In terms of classification, deep learning and RNN have to be investigated further with non-intrusive activity recognition. Work done on that field showed promising results for both HAR and behavior analysis domains. Especially for behavior anomalies detection, LSTM neural networks were proven to be on par with state of art methods. As future work, further usage of those techniques is suggested to explore potential advantages on the field.

8 Conclusions

Human activity recognition and abnormal behavior detection, are domains with increased scientific interest. This review, presented recent advantages in those fields extensively. In total seventeen approaches were discussed, while performing an analysis on their results and categorizing them based on design choices and purpose. Reviewed material, allowed us to detect open issues and challenges on the area. Investigating each system’s architecture, led to useful conclusions and feature work needed on the domain.

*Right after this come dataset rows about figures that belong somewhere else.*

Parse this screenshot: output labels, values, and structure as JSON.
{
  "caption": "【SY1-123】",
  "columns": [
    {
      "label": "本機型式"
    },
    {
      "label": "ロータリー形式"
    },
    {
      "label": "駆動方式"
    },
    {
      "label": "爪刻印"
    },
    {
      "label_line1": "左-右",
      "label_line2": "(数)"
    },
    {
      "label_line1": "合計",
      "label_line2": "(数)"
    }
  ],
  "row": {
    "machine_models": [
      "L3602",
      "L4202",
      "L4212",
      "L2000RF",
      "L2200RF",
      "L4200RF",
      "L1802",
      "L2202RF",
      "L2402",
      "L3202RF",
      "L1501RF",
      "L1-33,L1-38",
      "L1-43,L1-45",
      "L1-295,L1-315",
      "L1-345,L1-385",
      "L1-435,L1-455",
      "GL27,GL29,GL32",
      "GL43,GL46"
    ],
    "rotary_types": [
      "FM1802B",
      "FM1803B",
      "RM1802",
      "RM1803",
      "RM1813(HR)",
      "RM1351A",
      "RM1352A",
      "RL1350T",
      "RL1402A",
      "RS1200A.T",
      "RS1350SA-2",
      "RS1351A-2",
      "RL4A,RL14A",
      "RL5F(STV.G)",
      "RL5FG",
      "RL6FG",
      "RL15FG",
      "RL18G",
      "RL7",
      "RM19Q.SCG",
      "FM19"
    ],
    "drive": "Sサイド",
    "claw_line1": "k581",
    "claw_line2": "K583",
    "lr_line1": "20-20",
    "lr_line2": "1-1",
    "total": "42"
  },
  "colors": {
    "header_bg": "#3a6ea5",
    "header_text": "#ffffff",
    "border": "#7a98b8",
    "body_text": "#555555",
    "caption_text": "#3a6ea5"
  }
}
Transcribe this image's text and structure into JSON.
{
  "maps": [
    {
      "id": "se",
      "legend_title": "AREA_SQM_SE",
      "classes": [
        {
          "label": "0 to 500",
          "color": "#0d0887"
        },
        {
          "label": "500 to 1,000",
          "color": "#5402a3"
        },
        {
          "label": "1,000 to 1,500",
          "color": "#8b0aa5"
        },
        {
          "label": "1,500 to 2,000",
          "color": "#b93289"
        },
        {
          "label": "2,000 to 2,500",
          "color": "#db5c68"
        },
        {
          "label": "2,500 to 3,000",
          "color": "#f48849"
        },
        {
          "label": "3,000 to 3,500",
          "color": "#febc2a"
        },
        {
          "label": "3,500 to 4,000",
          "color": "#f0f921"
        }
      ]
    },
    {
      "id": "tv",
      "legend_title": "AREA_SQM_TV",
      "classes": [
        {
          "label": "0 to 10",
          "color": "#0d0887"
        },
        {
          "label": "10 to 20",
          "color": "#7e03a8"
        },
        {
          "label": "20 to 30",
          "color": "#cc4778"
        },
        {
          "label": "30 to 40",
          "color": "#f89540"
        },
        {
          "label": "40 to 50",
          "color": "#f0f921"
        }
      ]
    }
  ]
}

One of the areas we would like to focus is the continuous recognition of activities, including transitions activities. Additionally, a system that could generalize well without further re-training should be examined. As already mentioned, there are activities that have a similar motor pattern. In order to address that challenge feature work could be focused on solutions that exploit multiple classification techniques. Each classifier could recognize a specific subset of activities and the individual results could be merged, (e.g. using fuzzification) or reported separately.